Menurut Arvan Pradiansyah ada 3 jenis mudik yaitu fisik, emosional dan spiritual. Mudik fisik berarti secara fisik kita kembali ke kampung, berada di tempat kelahiran dan dibesarkan. Biasanya akan muncul rasa senang, bernostalgia sehingga teringat kembali kejadian masa lalu saat bersama saudara-saudari, karib kerabat, teman sepermainan, tetangga dan warga kampung.
Nostalgia tersebut akan menumbuhkan rasa bahagia apalagi bertemu dengan orang tua, kakak adik dan karib kerabat, juga teman masa kecil. Berkumpul dan bercerita kejadian masa lalu yang lucu sehingga membuat tertawa dan gembira.
Inilah mudik emosional, muncul rasa puas dan bahagia. Seolah-olah waktu berhenti dan semua kejadian masa lalu baik suka dan duka menjadi indah. Ibarat lukisan, aneka warna hitam, putih merah dan biru semua berpadu membentuk gambar kehidupan yang mempesona. Pulang dari kampung balik lagi ke tempat bekerja terasa ada nuansa baru dalam hidup.
Ternyata, hidup di dunia ini hakikatnya juga perjalanan mudik ke tempat asal sejati yaitu Allah. Sebelumnya kita tidak ada, lalu Allah menciptakan ruh kita, kemudian mendiami rahim ibu sampai akhirnya lahir ke dunia. Siapa yang menciptakan ruh kita yang menjadikan kita ada? Dialah Allah. Kita berasal dari Allah.
Seiring dengan waktu, kita pun semua akan mati, meninggal dunia. Fisik kita dikebumikan, dan ruh kita melanjutkan perjalanan ke alam barzakh sampai akhirnya ke alam akhirat. Ruh kita akan kembali kepada Allah. Jadi kita semua berasal dari Allah dan akan kembali kepada Allah (inna lillahi wa inna ilaihi raji’un). Inilah mudik spiritual.
Agar mudik fisik berjalan aman dan lancar, kita harus hati hati dalam perjalanan, perhatikan rambu-rambu lalu lintas dan siapkan bekal yang cukup. Demikian pula dengan mudik spiritual. Agar mudik ke Allah juga selamat maka perlu hati-hati dalam menjalani hidup. Perhatikan dan ikuti rambu rambu kehidupan dan agama. Siapkan bekal berupa amal saleh dengan ibadah personal dan sosial.
Mudik fisik dan emosional bahagia tertingginya yaitu saat bertemu dengan kedua orang tua yang melahirkan dan membesarkan kita. Maka mudik spiritual bahagia tertingginya yaitu saat bertemu dengan Allah yang Menciptakan kita. Dialah asal sejati kita.

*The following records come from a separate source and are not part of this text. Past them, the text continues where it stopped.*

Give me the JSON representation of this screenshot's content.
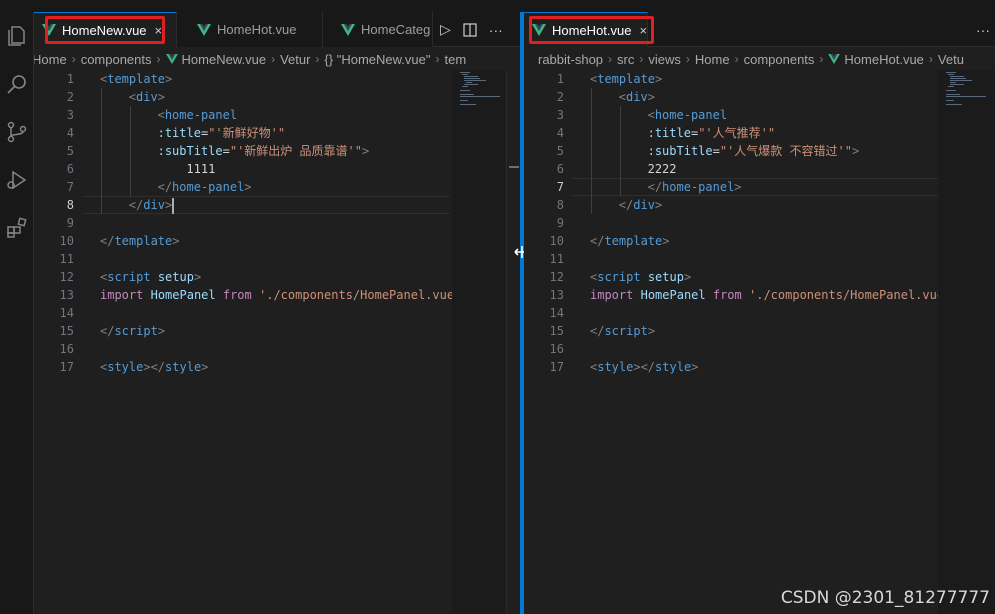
{
  "left": {
    "tabs": [
      {
        "label": "HomeNew.vue",
        "active": true,
        "close": "×"
      },
      {
        "label": "HomeHot.vue",
        "active": false
      },
      {
        "label": "HomeCateg",
        "active": false
      }
    ],
    "breadcrumb": [
      "Home",
      "components",
      "HomeNew.vue",
      "Vetur",
      "{} \"HomeNew.vue\"",
      "tem"
    ],
    "cursor_line": 8,
    "lines": [
      {
        "n": "1",
        "tokens": [
          [
            "t-brk",
            "<"
          ],
          [
            "t-tag",
            "template"
          ],
          [
            "t-brk",
            ">"
          ]
        ]
      },
      {
        "n": "2",
        "indent": 1,
        "tokens": [
          [
            "t-brk",
            "<"
          ],
          [
            "t-tag",
            "div"
          ],
          [
            "t-brk",
            ">"
          ]
        ]
      },
      {
        "n": "3",
        "indent": 2,
        "tokens": [
          [
            "t-brk",
            "<"
          ],
          [
            "t-tag",
            "home-panel"
          ]
        ]
      },
      {
        "n": "4",
        "indent": 2,
        "tokens": [
          [
            "t-attr",
            ":title"
          ],
          [
            "t-txt",
            "="
          ],
          [
            "t-str",
            "\"'新鲜好物'\""
          ]
        ]
      },
      {
        "n": "5",
        "indent": 2,
        "tokens": [
          [
            "t-attr",
            ":subTitle"
          ],
          [
            "t-txt",
            "="
          ],
          [
            "t-str",
            "\"'新鲜出炉 品质靠谱'\""
          ],
          [
            "t-brk",
            ">"
          ]
        ]
      },
      {
        "n": "6",
        "indent": 3,
        "tokens": [
          [
            "t-txt",
            "1111"
          ]
        ]
      },
      {
        "n": "7",
        "indent": 2,
        "tokens": [
          [
            "t-brk",
            "</"
          ],
          [
            "t-tag",
            "home-panel"
          ],
          [
            "t-brk",
            ">"
          ]
        ]
      },
      {
        "n": "8",
        "indent": 1,
        "tokens": [
          [
            "t-brk",
            "</"
          ],
          [
            "t-tag",
            "div"
          ],
          [
            "t-brk",
            ">"
          ]
        ],
        "cursor": true
      },
      {
        "n": "9",
        "tokens": []
      },
      {
        "n": "10",
        "tokens": [
          [
            "t-brk",
            "</"
          ],
          [
            "t-tag",
            "template"
          ],
          [
            "t-brk",
            ">"
          ]
        ]
      },
      {
        "n": "11",
        "tokens": []
      },
      {
        "n": "12",
        "tokens": [
          [
            "t-brk",
            "<"
          ],
          [
            "t-tag",
            "script"
          ],
          [
            "t-txt",
            " "
          ],
          [
            "t-sup",
            "setup"
          ],
          [
            "t-brk",
            ">"
          ]
        ]
      },
      {
        "n": "13",
        "tokens": [
          [
            "t-kw",
            "import"
          ],
          [
            "t-txt",
            " "
          ],
          [
            "t-var",
            "HomePanel"
          ],
          [
            "t-txt",
            " "
          ],
          [
            "t-kw",
            "from"
          ],
          [
            "t-txt",
            " "
          ],
          [
            "t-str",
            "'./components/HomePanel.vue"
          ]
        ]
      },
      {
        "n": "14",
        "tokens": []
      },
      {
        "n": "15",
        "tokens": [
          [
            "t-brk",
            "</"
          ],
          [
            "t-tag",
            "script"
          ],
          [
            "t-brk",
            ">"
          ]
        ]
      },
      {
        "n": "16",
        "tokens": []
      },
      {
        "n": "17",
        "tokens": [
          [
            "t-brk",
            "<"
          ],
          [
            "t-tag",
            "style"
          ],
          [
            "t-brk",
            "></"
          ],
          [
            "t-tag",
            "style"
          ],
          [
            "t-brk",
            ">"
          ]
        ]
      }
    ]
  },
  "right": {
    "tabs": [
      {
        "label": "HomeHot.vue",
        "active": true,
        "close": "×"
      }
    ],
    "breadcrumb": [
      "rabbit-shop",
      "src",
      "views",
      "Home",
      "components",
      "HomeHot.vue",
      "Vetu"
    ],
    "cursor_line": 7,
    "lines": [
      {
        "n": "1",
        "tokens": [
          [
            "t-brk",
            "<"
          ],
          [
            "t-tag",
            "template"
          ],
          [
            "t-brk",
            ">"
          ]
        ]
      },
      {
        "n": "2",
        "indent": 1,
        "tokens": [
          [
            "t-brk",
            "<"
          ],
          [
            "t-tag",
            "div"
          ],
          [
            "t-brk",
            ">"
          ]
        ]
      },
      {
        "n": "3",
        "indent": 2,
        "tokens": [
          [
            "t-brk",
            "<"
          ],
          [
            "t-tag",
            "home-panel"
          ]
        ]
      },
      {
        "n": "4",
        "indent": 2,
        "tokens": [
          [
            "t-attr",
            ":title"
          ],
          [
            "t-txt",
            "="
          ],
          [
            "t-str",
            "\"'人气推荐'\""
          ]
        ]
      },
      {
        "n": "5",
        "indent": 2,
        "tokens": [
          [
            "t-attr",
            ":subTitle"
          ],
          [
            "t-txt",
            "="
          ],
          [
            "t-str",
            "\"'人气爆款 不容错过'\""
          ],
          [
            "t-brk",
            ">"
          ]
        ]
      },
      {
        "n": "6",
        "indent": 2,
        "tokens": [
          [
            "t-txt",
            "2222"
          ]
        ]
      },
      {
        "n": "7",
        "indent": 2,
        "tokens": [
          [
            "t-brk",
            "</"
          ],
          [
            "t-tag",
            "home-panel"
          ],
          [
            "t-brk",
            ">"
          ]
        ]
      },
      {
        "n": "8",
        "indent": 1,
        "tokens": [
          [
            "t-brk",
            "</"
          ],
          [
            "t-tag",
            "div"
          ],
          [
            "t-brk",
            ">"
          ]
        ]
      },
      {
        "n": "9",
        "tokens": []
      },
      {
        "n": "10",
        "tokens": [
          [
            "t-brk",
            "</"
          ],
          [
            "t-tag",
            "template"
          ],
          [
            "t-brk",
            ">"
          ]
        ]
      },
      {
        "n": "11",
        "tokens": []
      },
      {
        "n": "12",
        "tokens": [
          [
            "t-brk",
            "<"
          ],
          [
            "t-tag",
            "script"
          ],
          [
            "t-txt",
            " "
          ],
          [
            "t-sup",
            "setup"
          ],
          [
            "t-brk",
            ">"
          ]
        ]
      },
      {
        "n": "13",
        "tokens": [
          [
            "t-kw",
            "import"
          ],
          [
            "t-txt",
            " "
          ],
          [
            "t-var",
            "HomePanel"
          ],
          [
            "t-txt",
            " "
          ],
          [
            "t-kw",
            "from"
          ],
          [
            "t-txt",
            " "
          ],
          [
            "t-str",
            "'./components/HomePanel.vue"
          ]
        ]
      },
      {
        "n": "14",
        "tokens": []
      },
      {
        "n": "15",
        "tokens": [
          [
            "t-brk",
            "</"
          ],
          [
            "t-tag",
            "script"
          ],
          [
            "t-brk",
            ">"
          ]
        ]
      },
      {
        "n": "16",
        "tokens": []
      },
      {
        "n": "17",
        "tokens": [
          [
            "t-brk",
            "<"
          ],
          [
            "t-tag",
            "style"
          ],
          [
            "t-brk",
            "></"
          ],
          [
            "t-tag",
            "style"
          ],
          [
            "t-brk",
            ">"
          ]
        ]
      }
    ]
  },
  "tab_actions": {
    "run": "▷",
    "split": "split-editor-icon",
    "more": "···"
  },
  "watermark": "CSDN @2301_81277777",
  "colors": {
    "accent": "#0078d4",
    "highlight_box": "#e02020",
    "vue_green": "#41b883"
  }
}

Apakah semua yang mudik pasti tiba ke kampung dan bertemu dengan kedua orangtuanya? Ternyata tidak karena banyak pemudik yang mengalami kecelakaan di perjalanan sampai meninggal dunia. Demikian pula perjalanan mudik ke Allah. Tidak semua dapat bertemu dengan Allah.
Ada syarat yang Allah sampaikan jika ingin bertemu dengan Dia kelak yaitu :
Dan barang siapa datang kepada Tuhannya dalam keadaan beriman, lagi sungguh-sungguh telah beramal shaleh, maka mereka itulah orang-orang yang memperoleh tempat-tempat yang tinggi (mulia),(Q.S. Thahaa : 75)
Barang siapa mengharap perjumpaan dengan Tuhannya maka hendaklah ia mengerjakan amal yang shaleh dan janganlah ia mempersekutukan seorang pun dalam beribadah kepada Tuhannya”. (Q.S. Al Kahfi : 110)
Ternyata Allah akan menerima kita dan mengijinkan kita bertemu dengan-Nya bukan karena harta, pangkat dan jabatan kita. Tapi semua karena iman, amal shaleh dan keikhlasan dalam beramal.
Harta, pangkat, jabatan dimanfaatkan sebaik-baiknya untuk kebaikan dengan ikhlas semata-mata karena Allah bukan karena ingin pujian,dan penghargaan. Jika pun dapat pujian dan penghargaan anggap semua itu sebagai bonus. Yang penting adalah semua amal dan kerja yang dilakukan diniatkan semua untuk ibadah.